Did Russia outmaneuver Yushchenko?

Moscow, stung by Kiev's westward turn under Yushchenko, soon dropped its earlier system of energy subsidies and demanded that Ukraine start paying global market prices for Russian gas and oil. In a series of bitter "gas wars," including pipeline shutdowns that sometimes left downstream European customers of Russian energy shivering, Moscow compelled Kiev to accept the new terms

Some Ukrainian experts ruefully admit that in the gas wars, and other geopolitical battles, the Russians outmaneuvered Yushchenko, leaving Ukraine looking to Europeans like a capricious and unreliable partner rather than a victim of Kremlin strong-arming.

"When Russia talks to the West, they have the diplomatic, political, and other kinds of influence to move things their way," says Vira Nanivska, director of the City Institute, an independent political research center in Lviv. "Ukraine is like a baby compared to Russia in these matters. Our big achievement over these years is that Ukraine is still on the map."

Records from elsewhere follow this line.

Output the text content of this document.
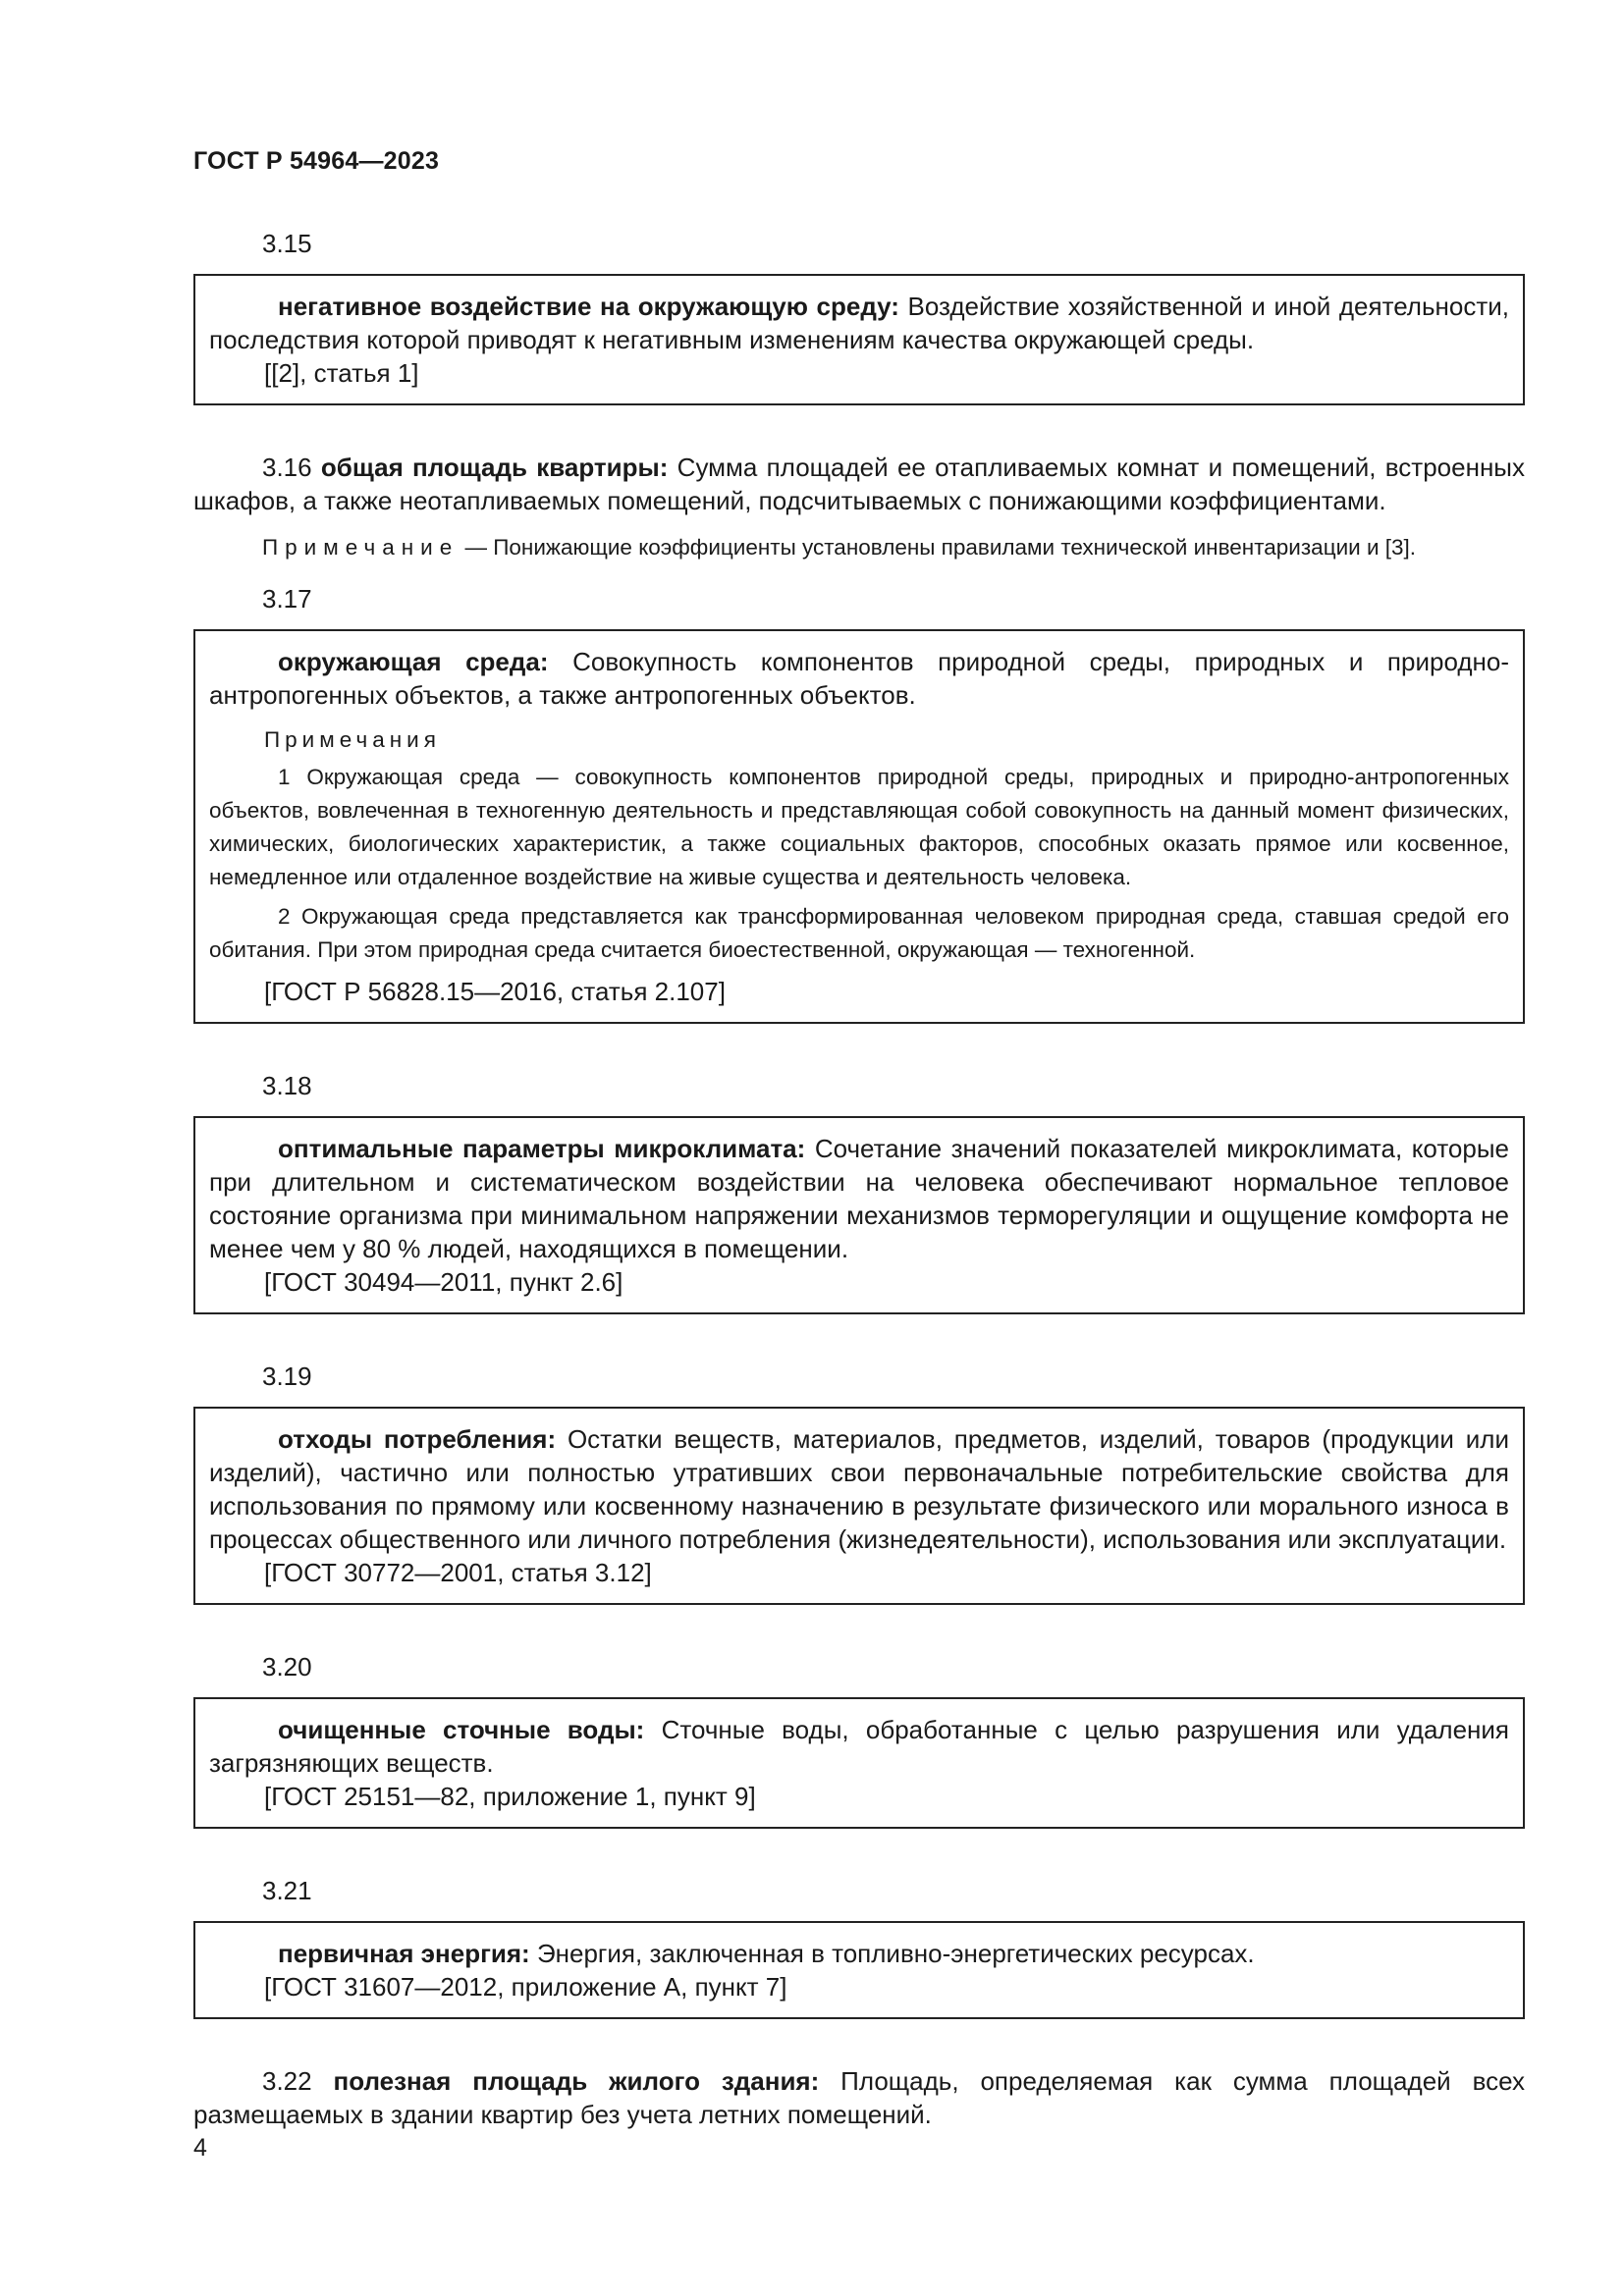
ГОСТ Р 54964—2023
3.15

негативное воздействие на окружающую среду: Воздействие хозяйственной и иной деятельности, последствия которой приводят к негативным изменениям качества окружающей среды.

[[2], статья 1]

3.16 общая площадь квартиры: Сумма площадей ее отапливаемых комнат и помещений, встроенных шкафов, а также неотапливаемых помещений, подсчитываемых с понижающими коэффициентами.

Примечание — Понижающие коэффициенты установлены правилами технической инвентаризации и [3].

3.17

окружающая среда: Совокупность компонентов природной среды, природных и природно-антропогенных объектов, а также антропогенных объектов.

Примечания

1 Окружающая среда — совокупность компонентов природной среды, природных и природно-антропогенных объектов, вовлеченная в техногенную деятельность и представляющая собой совокупность на данный момент физических, химических, биологических характеристик, а также социальных факторов, способных оказать прямое или косвенное, немедленное или отдаленное воздействие на живые существа и деятельность человека.

2 Окружающая среда представляется как трансформированная человеком природная среда, ставшая средой его обитания. При этом природная среда считается биоестественной, окружающая — техногенной.

[ГОСТ Р 56828.15—2016, статья 2.107]
3.18

оптимальные параметры микроклимата: Сочетание значений показателей микроклимата, которые при длительном и систематическом воздействии на человека обеспечивают нормальное тепловое состояние организма при минимальном напряжении механизмов терморегуляции и ощущение комфорта не менее чем у 80 % людей, находящихся в помещении.

[ГОСТ 30494—2011, пункт 2.6]
3.19

отходы потребления: Остатки веществ, материалов, предметов, изделий, товаров (продукции или изделий), частично или полностью утративших свои первоначальные потребительские свойства для использования по прямому или косвенному назначению в результате физического или морального износа в процессах общественного или личного потребления (жизнедеятельности), использования или эксплуатации.

[ГОСТ 30772—2001, статья 3.12]
3.20

очищенные сточные воды: Сточные воды, обработанные с целью разрушения или удаления загрязняющих веществ.

[ГОСТ 25151—82, приложение 1, пункт 9]
3.21

первичная энергия: Энергия, заключенная в топливно-энергетических ресурсах.

[ГОСТ 31607—2012, приложение А, пункт 7]

3.22 полезная площадь жилого здания: Площадь, определяемая как сумма площадей всех размещаемых в здании квартир без учета летних помещений.

4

Still, lasting positive changes

But Ms. Nanivska says Ukraine's open and competitive democracy, consolidated in the Orange Revolution, is a "solid historical fact" unlikely to be undone even if Ukraine takes a pro-Russian turn.

"You would not be seeing the possibility of the opposition returning to power if we did not have a fully functioning democracy," she says. "Today in Ukraine there is absolutely no fear of the ruling party, whoever they may be, and this is what the Orange Revolution gave us."

But there are concerns that Ukraine could be destabilized following Sunday's voting, especially if the results are close. One worrisome opinion survey released last week by the independent Ukrainian Sociological Service in Kiev found that 57 percent of Ukrainians think the election will be rigged. All sides have accused each other of preparing to falsify the vote tallies and threaten, if that happens, to summon their supporters into the streets to replay the Orange Revolution.

"There is a lot of suspicion out there, and some real possibilities for falsification," says Alexander Chernenko, chairman of the Committee of Ukrainian Voters, a grass-roots monitoring group.

"So we must hope for a clear result, and one that is open and transparent, or we might again face attempts to change the decision in the streets," he says.

Another dark episode that is, rightly or wrongly, associated with Mr. Yanukovych is the still unsolved dioxin poisoning of his main competitor Yushchenko early in the 2004 campaign, which has left the Ukrainian leader's face blotched and disfigured to this day.